Why is Amazon selling bonds to fund AI? Amazon plans roughly $200 billion in 2026 capital spending on data centers, chips, and AI equipment, up from $131 billion in 2025. That pace outruns even Amazon's cash flow, so the company is tapping cheap investment-grade debt. CEO Andy Jassy calls AI a "once-in-a-lifetime opportunity" worth the bet.
Who is underwriting Amazon's $25 billion bond offering? Barclays, Goldman Sachs, J.P. Morgan, and Morgan Stanley are the joint book-running managers, according to Amazon's exchange filing. The same top-tier syndicate structure supported Amazon's heavily oversubscribed 11-part March 2026 deal that targeted $37 billion.

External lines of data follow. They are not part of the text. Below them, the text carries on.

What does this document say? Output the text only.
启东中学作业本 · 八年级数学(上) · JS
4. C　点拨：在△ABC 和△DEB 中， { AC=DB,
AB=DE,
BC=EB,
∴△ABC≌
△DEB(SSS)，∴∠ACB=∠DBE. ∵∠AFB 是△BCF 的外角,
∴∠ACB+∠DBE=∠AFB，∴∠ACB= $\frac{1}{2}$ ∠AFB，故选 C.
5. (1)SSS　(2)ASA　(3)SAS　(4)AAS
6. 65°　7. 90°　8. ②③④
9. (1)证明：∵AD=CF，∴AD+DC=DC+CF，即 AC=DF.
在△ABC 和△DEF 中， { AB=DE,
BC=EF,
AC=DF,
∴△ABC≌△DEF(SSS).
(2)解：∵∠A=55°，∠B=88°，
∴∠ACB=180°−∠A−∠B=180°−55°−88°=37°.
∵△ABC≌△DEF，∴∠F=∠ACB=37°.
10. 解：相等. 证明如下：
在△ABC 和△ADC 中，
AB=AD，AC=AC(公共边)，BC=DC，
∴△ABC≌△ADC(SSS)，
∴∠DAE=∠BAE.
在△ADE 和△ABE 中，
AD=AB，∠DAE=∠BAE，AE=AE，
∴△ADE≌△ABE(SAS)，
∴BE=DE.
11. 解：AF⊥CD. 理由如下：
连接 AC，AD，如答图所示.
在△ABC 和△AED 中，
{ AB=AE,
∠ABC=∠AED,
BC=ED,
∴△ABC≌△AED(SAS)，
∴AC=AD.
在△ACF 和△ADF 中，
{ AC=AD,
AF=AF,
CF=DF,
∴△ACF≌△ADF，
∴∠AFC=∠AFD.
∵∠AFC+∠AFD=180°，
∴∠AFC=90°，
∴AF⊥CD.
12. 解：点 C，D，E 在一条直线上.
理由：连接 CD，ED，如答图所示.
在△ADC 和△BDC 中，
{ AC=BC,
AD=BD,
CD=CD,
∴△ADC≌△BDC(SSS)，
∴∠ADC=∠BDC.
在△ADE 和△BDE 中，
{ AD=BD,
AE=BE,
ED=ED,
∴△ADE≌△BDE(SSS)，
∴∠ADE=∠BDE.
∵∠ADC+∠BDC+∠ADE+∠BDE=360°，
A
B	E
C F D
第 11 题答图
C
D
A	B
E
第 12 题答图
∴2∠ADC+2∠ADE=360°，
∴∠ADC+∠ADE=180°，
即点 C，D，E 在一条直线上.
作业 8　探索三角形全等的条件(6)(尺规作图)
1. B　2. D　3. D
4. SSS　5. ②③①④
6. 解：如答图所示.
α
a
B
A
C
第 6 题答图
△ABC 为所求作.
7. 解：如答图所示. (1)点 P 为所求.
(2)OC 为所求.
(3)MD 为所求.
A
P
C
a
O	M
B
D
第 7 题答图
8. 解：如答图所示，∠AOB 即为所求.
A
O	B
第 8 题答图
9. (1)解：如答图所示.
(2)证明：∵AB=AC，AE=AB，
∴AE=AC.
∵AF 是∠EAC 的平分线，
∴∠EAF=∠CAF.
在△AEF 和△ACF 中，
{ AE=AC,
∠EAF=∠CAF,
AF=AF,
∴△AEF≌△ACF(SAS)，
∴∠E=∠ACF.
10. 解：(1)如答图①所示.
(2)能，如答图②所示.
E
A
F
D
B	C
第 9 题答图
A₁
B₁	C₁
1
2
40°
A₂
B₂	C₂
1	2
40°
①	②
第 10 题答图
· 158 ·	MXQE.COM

Will Amazon issue more debt in 2026? No. Amazon told its underwriters that this offering will be its last debt issuance of 2026. That pledge removes a supply overhang for bondholders and suggests the company believes this raise, combined with operating cash flow, fully funds its capital plan for the year.
How much are Big Tech companies spending on AI in 2026? Amazon, Alphabet, Microsoft, and Meta are expected to spend more than $700 billion combined on AI in 2026, with UBS projecting hyperscaler capex could top $770 billion. Morgan Stanley forecasts global AI-related bond issuance will approach $570 billion this year alone.
Is Big Tech's AI borrowing a risk for bond investors? Analysts flag two risks: heavy hyperscaler supply can widen spreads across the investment-grade market, and long-dated bonds tie investor returns to AI monetization for decades. BofA raised its 2026 hyperscaler debt forecast to $175 billion, and Barclays sees total investment-grade issuance topping $2 trillion.